Annual summertime event in New York City

The Queens Night Market, also known as the Queens International Night Market, is a night market in Queens in New York City, New York. The event launched in Flushing Meadows-Corona Park in April 2015, with 40 vendors. Since then, it operates on Saturday nights from April through October, except for a break when the US Open tennis tournament is held within the park. As of 2023, the event averages around 20,000 visitors on Saturday nights.

The market was named the #9 best restaurant in New York City by The New York Times in 2023.

The market hosts independent vendors each night, selling food, art, and merchandise; as of 2019, it has featured food from over 80 countries. When it launched in 2015, it introduced a $5 price cap on all food available for sale at the event. The price cap has since been raised to $6.
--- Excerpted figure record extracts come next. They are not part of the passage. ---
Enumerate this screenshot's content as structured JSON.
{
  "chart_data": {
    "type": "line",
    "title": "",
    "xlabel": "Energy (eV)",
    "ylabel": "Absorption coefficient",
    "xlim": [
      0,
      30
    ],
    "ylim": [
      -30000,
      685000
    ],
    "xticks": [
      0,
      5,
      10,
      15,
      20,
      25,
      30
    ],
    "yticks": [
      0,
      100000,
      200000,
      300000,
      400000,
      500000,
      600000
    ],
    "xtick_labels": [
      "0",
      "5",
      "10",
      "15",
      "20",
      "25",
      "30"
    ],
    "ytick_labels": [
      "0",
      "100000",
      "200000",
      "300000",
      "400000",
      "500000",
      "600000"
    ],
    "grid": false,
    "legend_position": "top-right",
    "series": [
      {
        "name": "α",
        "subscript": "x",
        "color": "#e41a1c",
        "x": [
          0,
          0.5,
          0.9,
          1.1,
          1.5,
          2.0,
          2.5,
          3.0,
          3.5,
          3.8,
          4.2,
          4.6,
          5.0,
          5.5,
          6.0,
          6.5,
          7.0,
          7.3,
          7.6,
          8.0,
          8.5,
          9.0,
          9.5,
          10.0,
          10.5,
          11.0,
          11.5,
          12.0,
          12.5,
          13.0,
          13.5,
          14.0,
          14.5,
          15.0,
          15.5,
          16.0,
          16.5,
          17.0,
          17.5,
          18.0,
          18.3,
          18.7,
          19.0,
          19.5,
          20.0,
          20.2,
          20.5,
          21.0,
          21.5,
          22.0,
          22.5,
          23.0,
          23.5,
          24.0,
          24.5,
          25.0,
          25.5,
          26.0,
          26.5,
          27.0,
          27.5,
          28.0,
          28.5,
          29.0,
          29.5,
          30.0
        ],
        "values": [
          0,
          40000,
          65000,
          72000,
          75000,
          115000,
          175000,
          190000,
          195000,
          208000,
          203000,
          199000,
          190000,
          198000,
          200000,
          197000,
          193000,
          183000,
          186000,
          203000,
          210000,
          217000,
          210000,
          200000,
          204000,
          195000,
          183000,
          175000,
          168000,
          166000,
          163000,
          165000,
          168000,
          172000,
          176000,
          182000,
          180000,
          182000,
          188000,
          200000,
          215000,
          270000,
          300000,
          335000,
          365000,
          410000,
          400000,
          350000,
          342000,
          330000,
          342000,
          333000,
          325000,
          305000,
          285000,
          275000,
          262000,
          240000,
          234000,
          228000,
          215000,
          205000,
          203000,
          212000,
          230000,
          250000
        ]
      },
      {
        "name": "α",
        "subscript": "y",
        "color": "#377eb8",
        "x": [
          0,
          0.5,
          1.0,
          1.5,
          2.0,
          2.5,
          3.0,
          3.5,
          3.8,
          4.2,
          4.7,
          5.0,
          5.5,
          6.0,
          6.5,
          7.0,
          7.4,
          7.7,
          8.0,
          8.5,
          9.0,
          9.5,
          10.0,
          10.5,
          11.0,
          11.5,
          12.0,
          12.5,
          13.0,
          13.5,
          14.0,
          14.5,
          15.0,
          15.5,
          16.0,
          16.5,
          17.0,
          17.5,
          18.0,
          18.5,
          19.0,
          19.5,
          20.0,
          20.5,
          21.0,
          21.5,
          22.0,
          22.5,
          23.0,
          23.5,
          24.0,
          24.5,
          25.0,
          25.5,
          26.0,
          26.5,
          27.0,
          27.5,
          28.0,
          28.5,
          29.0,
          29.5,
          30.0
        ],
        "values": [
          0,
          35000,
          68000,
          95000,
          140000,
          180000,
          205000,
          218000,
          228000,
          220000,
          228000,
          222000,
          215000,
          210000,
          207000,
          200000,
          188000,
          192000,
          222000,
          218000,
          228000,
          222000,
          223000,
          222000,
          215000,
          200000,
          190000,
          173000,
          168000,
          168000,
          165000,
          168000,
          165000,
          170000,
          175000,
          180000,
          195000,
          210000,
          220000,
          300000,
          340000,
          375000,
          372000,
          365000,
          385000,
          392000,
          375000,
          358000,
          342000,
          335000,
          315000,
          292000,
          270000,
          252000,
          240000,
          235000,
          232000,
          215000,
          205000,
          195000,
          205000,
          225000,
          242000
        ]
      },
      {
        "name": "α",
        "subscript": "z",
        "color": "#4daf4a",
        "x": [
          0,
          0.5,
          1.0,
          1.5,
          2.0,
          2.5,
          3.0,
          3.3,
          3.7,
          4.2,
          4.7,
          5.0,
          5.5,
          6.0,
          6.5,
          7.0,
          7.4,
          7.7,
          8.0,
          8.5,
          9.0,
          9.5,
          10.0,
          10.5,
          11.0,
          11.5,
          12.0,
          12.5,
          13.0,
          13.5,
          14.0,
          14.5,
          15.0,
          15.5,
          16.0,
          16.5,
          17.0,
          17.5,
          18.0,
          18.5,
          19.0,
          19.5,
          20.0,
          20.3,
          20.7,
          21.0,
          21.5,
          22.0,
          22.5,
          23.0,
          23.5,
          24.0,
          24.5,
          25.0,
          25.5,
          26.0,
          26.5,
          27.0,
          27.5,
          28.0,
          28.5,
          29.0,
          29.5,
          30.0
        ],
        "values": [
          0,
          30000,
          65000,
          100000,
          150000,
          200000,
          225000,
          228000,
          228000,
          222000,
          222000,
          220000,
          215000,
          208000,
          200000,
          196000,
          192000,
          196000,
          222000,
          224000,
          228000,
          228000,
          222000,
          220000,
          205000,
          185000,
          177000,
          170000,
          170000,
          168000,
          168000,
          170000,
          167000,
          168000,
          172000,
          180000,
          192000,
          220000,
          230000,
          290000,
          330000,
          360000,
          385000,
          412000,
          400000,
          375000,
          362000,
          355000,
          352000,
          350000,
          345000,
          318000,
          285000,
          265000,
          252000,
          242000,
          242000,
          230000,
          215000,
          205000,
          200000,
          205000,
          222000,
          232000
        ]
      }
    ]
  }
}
A cookbook with vendor stories and recipes, The World Eats Here: Amazing Food and the Inspiring People Who Make It at New York's Queens Night Market by John Wang and Storm Garner, was published in 2020.

The event has ATMs, sells beer and wine, and hosts live entertainment each Saturday night. To date, the event has hosted approximately 200 free live performances.

The event was paused during the COVID-19 pandemic in New York City in 2020. It reopened with ticketed entry under public health regulations in June 2021 and resumed regular operations in July 2021.